Steffen resta sans voix. Son frère voulait partir, quitter Poudlard, tout laisser en plan ? C’était pure folie !
« Et Voldemort ? demanda-t-il soudain. Qu’est-ce que tu comptes faire ?
- Voldemort ? Je vais m’arranger pour qu’il m’oublie.
- Harry, tu dois le tuer ! Personne ne peut le faire à ta place !
- Si : Dumbledore.
- Tu lui rendrais un mauvais service en lui reléguant cette tâche ! Après tout ce qu’il a fait pour toi ! Ce sont là les paroles d’un lâche Harry, d’un lâche ! Ce que tu n’es pas – ou du moins, ce que tu ne sembles pas être !
- Il ne faut jamais se fier aux apparences…
- Peut-être, mais tout le monde te décrit comme un héros !
- Ah bon ? Et qui donc ? »
Il est devenu froid. Ses paroles avaient semé le doute chez Steffen. Son frère n’était pourtant pas un lâche ! Qu’est-ce qu’il lui arrivait pour vouloir se faire passer comme tel ?
« Mais des tas de gens voyons ! A commencer par Hermione, Fleur, Dumbledore et… et moi !
- Toi ? demanda Harry, sceptique. Et quand m’as-tu vu faire preuve d’héroïsme ?
- Lorsque les loups-garous étaient à Poudlard ! Tu m’as dit de retourner au château demander de l’aide pendant que toi, tu les retenais tout seul ! Je ne sais pas comment tu qualifierais ce geste mais pour moi, ce n’est en tout cas pas de la lâcheté ! Ou alors quand tu t’es précipité sur l’Avada Kedavra visant Mrs Londubat ! Tu aurais pu en mourir ! Rien ne t’obligeait à la sauver ! Mais tu l’as fait Harry, tu l’as fait ! Que tu le veuilles ou non, tu es considéré par beaucoup comme un héros !
- Ecoute Steffen… »
Les paroles de Steffen avaient éveillé chez son frère un profond sentiment de tristesse.
« Je suis d’accord avec toi, mais essaie de me comprendre… »
Il avait un regard de chien battu. Steffen devaient fournir beaucoup d’efforts pour se convaincre que c’était bien Harry qui le regardait.
« Steffen… J’ai peur…
- Peur ? s’étonna l’interpellé. C’est une blague ?

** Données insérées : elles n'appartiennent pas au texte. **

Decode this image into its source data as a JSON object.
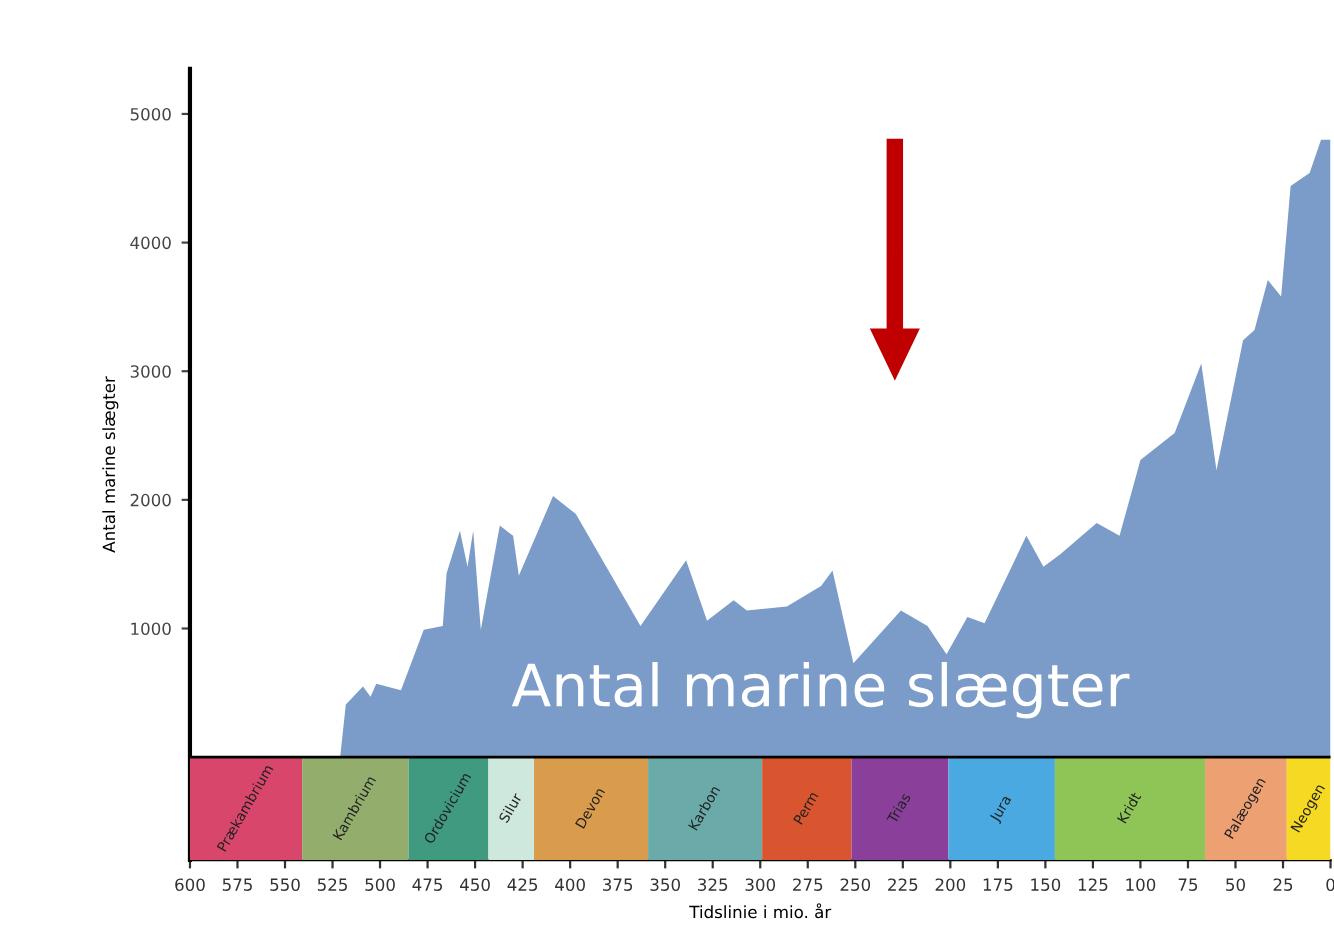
{
  "chart_data": {
    "type": "area",
    "ylabel": "Antal marine slægter",
    "xlabel": "Tidslinie i mio. år",
    "annotations": [
      "Antal marine slægter"
    ],
    "x": [
      521,
      518,
      509,
      505,
      502,
      489,
      477,
      467,
      465,
      458,
      454,
      451,
      447,
      437,
      430,
      427,
      409,
      397,
      363,
      339,
      328,
      314,
      307,
      286,
      268,
      262,
      251,
      226,
      212,
      202,
      191,
      182,
      160,
      151,
      142,
      123,
      111,
      100,
      82,
      68,
      60,
      46,
      40,
      33,
      26,
      21,
      11,
      5,
      0
    ],
    "series": [
      {
        "color": "#7b9bc8",
        "values": [
          0,
          410,
          550,
          470,
          570,
          520,
          990,
          1020,
          1430,
          1760,
          1480,
          1760,
          990,
          1800,
          1720,
          1410,
          2030,
          1890,
          1020,
          1530,
          1060,
          1220,
          1140,
          1170,
          1330,
          1450,
          730,
          1140,
          1020,
          800,
          1090,
          1040,
          1720,
          1480,
          1580,
          1820,
          1720,
          2310,
          2520,
          3060,
          2230,
          3240,
          3320,
          3710,
          3580,
          4440,
          4540,
          4800,
          4800
        ]
      }
    ],
    "xlim": [
      600,
      0
    ],
    "ylim": [
      -800,
      5350
    ],
    "xticks": [
      600,
      575,
      550,
      525,
      500,
      475,
      450,
      425,
      400,
      375,
      350,
      325,
      300,
      275,
      250,
      225,
      200,
      175,
      150,
      125,
      100,
      75,
      50,
      25,
      0
    ],
    "yticks": [
      1000,
      2000,
      3000,
      4000,
      5000
    ],
    "grid": false,
    "bands": [
      {
        "axis": "x",
        "from": 600,
        "to": 541,
        "label": "Prækambrium",
        "color": "#d9466c"
      },
      {
        "axis": "x",
        "from": 541,
        "to": 485,
        "label": "Kambrium",
        "color": "#93ad6c"
      },
      {
        "axis": "x",
        "from": 485,
        "to": 443,
        "label": "Ordovicium",
        "color": "#3f9a80"
      },
      {
        "axis": "x",
        "from": 443,
        "to": 419,
        "label": "Silur",
        "color": "#cfe8de"
      },
      {
        "axis": "x",
        "from": 419,
        "to": 359,
        "label": "Devon",
        "color": "#d99b4c"
      },
      {
        "axis": "x",
        "from": 359,
        "to": 299,
        "label": "Karbon",
        "color": "#6aaaa9"
      },
      {
        "axis": "x",
        "from": 299,
        "to": 252,
        "label": "Perm",
        "color": "#d9552f"
      },
      {
        "axis": "x",
        "from": 252,
        "to": 201,
        "label": "Trias",
        "color": "#8a409a"
      },
      {
        "axis": "x",
        "from": 201,
        "to": 145,
        "label": "Jura",
        "color": "#4aa9e0"
      },
      {
        "axis": "x",
        "from": 145,
        "to": 66,
        "label": "Kridt",
        "color": "#8ec556"
      },
      {
        "axis": "x",
        "from": 66,
        "to": 23,
        "label": "Palæogen",
        "color": "#eda173"
      },
      {
        "axis": "x",
        "from": 23,
        "to": 0,
        "label": "Neogen",
        "color": "#f6d922"
      }
    ]
  }
}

- Non… J’ai peur de me réveiller un jour et de me rendre compte que j’ai mordu ou tué quelqu’un… Surtout si c’est toi ou Hermione, Fleur ou bien Neville… Je ne supporterai pas de savoir que quelqu’un est mort par ma faute…
- Je vois…
- Steffen, tu comprends maintenant pourquoi je dois partir ?

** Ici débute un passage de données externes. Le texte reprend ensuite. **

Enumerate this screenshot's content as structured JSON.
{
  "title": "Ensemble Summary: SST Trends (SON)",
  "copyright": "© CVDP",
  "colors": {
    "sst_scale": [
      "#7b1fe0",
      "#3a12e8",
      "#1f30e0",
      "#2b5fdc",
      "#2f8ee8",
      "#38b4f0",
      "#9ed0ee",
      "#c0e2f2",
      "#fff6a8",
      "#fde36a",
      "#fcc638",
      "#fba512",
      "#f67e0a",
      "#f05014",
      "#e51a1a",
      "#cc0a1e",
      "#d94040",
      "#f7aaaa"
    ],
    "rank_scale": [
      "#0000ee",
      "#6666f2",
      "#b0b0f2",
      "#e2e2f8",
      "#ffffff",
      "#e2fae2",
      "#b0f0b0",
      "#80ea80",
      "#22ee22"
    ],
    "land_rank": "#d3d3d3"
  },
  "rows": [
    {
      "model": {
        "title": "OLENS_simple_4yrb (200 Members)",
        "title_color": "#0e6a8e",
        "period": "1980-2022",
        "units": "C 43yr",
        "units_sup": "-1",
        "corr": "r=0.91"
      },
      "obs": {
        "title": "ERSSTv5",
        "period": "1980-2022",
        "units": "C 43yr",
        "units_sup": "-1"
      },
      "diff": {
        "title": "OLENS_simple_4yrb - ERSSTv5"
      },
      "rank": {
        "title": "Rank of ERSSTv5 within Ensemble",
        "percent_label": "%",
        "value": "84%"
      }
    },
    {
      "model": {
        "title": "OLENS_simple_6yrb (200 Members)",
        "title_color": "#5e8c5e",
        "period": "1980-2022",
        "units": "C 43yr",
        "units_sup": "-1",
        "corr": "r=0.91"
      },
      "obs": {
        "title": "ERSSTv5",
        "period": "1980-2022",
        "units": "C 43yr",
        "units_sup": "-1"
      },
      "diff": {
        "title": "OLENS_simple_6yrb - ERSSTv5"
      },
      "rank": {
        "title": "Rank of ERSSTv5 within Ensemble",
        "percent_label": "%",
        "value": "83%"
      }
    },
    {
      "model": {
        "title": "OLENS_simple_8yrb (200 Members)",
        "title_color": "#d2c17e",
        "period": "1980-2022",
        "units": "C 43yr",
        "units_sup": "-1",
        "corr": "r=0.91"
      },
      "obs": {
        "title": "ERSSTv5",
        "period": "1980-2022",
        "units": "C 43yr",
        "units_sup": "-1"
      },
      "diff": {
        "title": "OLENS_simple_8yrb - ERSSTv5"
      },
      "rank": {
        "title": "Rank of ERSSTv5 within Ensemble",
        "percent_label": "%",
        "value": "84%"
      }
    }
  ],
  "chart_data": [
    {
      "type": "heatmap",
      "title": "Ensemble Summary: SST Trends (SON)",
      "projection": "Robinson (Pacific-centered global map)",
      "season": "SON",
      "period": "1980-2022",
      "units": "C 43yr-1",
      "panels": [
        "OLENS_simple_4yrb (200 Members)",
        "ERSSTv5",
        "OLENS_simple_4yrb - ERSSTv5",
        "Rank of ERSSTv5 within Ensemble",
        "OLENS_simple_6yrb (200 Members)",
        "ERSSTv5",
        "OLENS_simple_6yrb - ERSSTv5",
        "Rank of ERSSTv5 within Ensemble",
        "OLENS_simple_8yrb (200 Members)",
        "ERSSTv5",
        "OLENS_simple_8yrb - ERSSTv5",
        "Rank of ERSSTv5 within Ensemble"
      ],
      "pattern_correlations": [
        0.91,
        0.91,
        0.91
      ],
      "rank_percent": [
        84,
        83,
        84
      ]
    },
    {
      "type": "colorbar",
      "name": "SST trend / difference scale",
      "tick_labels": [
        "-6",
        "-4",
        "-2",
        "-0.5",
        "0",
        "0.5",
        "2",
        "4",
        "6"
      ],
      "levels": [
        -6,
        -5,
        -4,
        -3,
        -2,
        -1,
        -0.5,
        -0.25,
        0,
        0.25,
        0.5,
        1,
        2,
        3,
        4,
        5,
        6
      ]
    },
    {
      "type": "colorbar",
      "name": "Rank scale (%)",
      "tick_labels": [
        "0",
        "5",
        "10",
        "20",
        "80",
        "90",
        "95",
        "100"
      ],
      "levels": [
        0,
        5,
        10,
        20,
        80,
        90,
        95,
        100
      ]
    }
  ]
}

- Oui. Je crois qu’à ta place j’aurai fait la même chose. Mais il faut que tu préviennes Dumbledore.
- Je pensais le faire demain ou après-demain. Avant les vacances en tout cas. »
Steffen resta pensif un moment. Mais s avoir que son frère projetait de tout quitter, de tout abandonner le remplissait de tristesse. Mais dans le fond, on ne pouvait lui en vouloir. Il avait vu son parrain et un ami mourir sous ses yeux, le premier de la main de la cousine de Sirius, le second d’un serviteur de Voldemort. Il ne pourrait sûrement supporter un autre mort.